The capacities do not stand on their own, however, and here I will take issue with some of Alan's views. A Curriculum for Excellence and Progress and Proposals make strong connections between the purposes of the curriculum and values and climate. A Curriculum for Excellence states that "respectful and constructive relationships are the starting point for successful learning".
This theme has been reaffirmed and developed further. Progress and Proposals redefines the curriculum, extending its boundaries to include learning through: the ethos and life of the school (with its values and relationships and expectations); curriculum areas and subjects; interdisciplinary projects and studies; and opportunities for personal achievement. From this, it should be clear that teachers have a responsibility to foster a climate that will engage pupils in learning.
It should also be clear from Progress and Proposals that the curriculum as a whole will provide greater scope for achievements of different kinds, responding to the widespread desire to give more prominence to achievement and to finding new ways of recognising achievements.

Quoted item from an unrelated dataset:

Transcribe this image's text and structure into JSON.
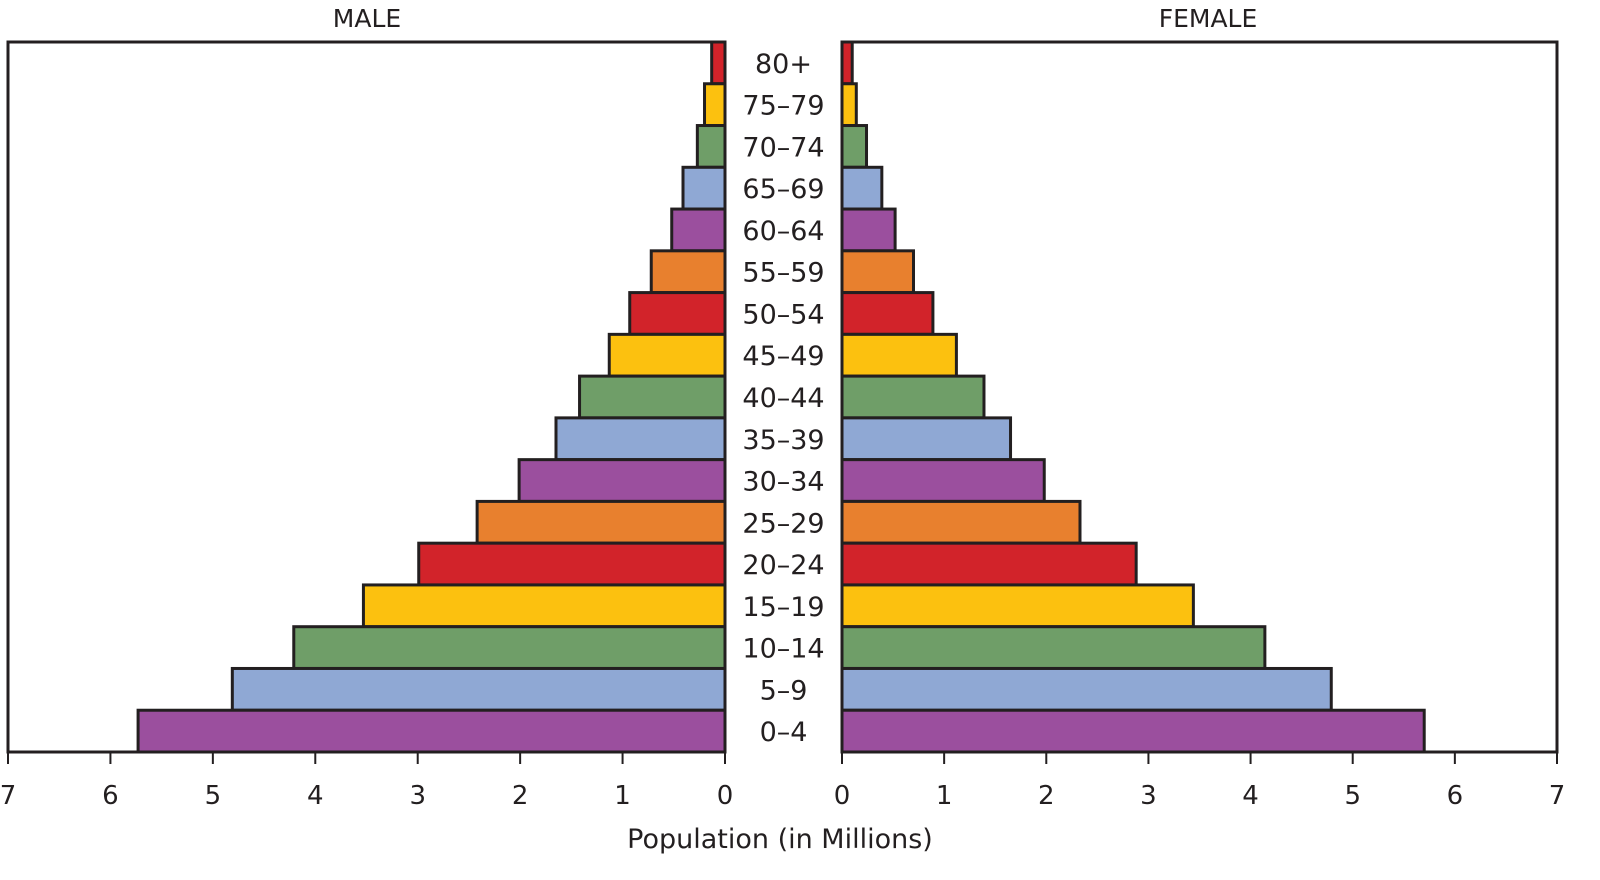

This brings us to learning and teaching. I profoundly disagree with Alan's interpretation when he says that A Curriculum for Excellence only focuses on learners as passive recipients. It states clearly that the capacities can only be developed through careful use of appropriate pedagogy.
You cannot, for example, develop informed, ethical views of complex issues unless you have grappled with them yourself . You certainly can't learn to think creatively and independently if you have only had the opportunity to be a passive recipient. It is notable that one of the strongest themes which has emerged from the discussions with the many thousands of teachers is that the purposes imply active, deep learning.
One of the most difficult themes we will be addressing is that of flexibility and professional space. If young people are to flourish, they will need to be able to engage with the complexities of the world in the 21st century in an informed way, communicate difficult ideas and work creatively in teams.
This implies the creation of professional space for teachers to develop innovative learning experiences. Teachers need to be able to do this within clear national expectations which leave scope for well-judged flexibility.
As Alan says, all of this is very challenging. This is as it should be, and we are greatly encouraged by the response of teachers. Of those who have engaged with us so far, the vast majority are welcoming and many are inspired and energised by the prospect.
Of course, some teachers are sceptical about whether there is a real will to turn the aspirations into reality. Others fear that assessment arrangements might undermine the aspirations of A Curriculum for Excellence. We can respond by pointing to the very strong commitment of ministers to the process and the strong partnership between the Scottish Executive, Learning and Teaching Scotland, the Scottish Qualifications Authority, HMIE, the local authorities, teacher education institutions, teacher associations and Scotland's colleges.
Over the coming months, Learning and Teaching Scotland will be working on prioritising and simplifying curriculum guidance, ensuring that it will support the development of the four capacities. Their teams will work with the education community and will take account of the views of young people.
As proposals emerge for engagement, we can expect debates to be increasingly challenging. We relish this prospect: we will only succeed in achieving the aims of A Curriculum for Excellence if we continue and extend this process of discourse, informed by the professional expertise of the educational community and also by the expectations and hopes of Scottish society.
Dr Gill Robinson is programme director of A Curriculum for Excellence.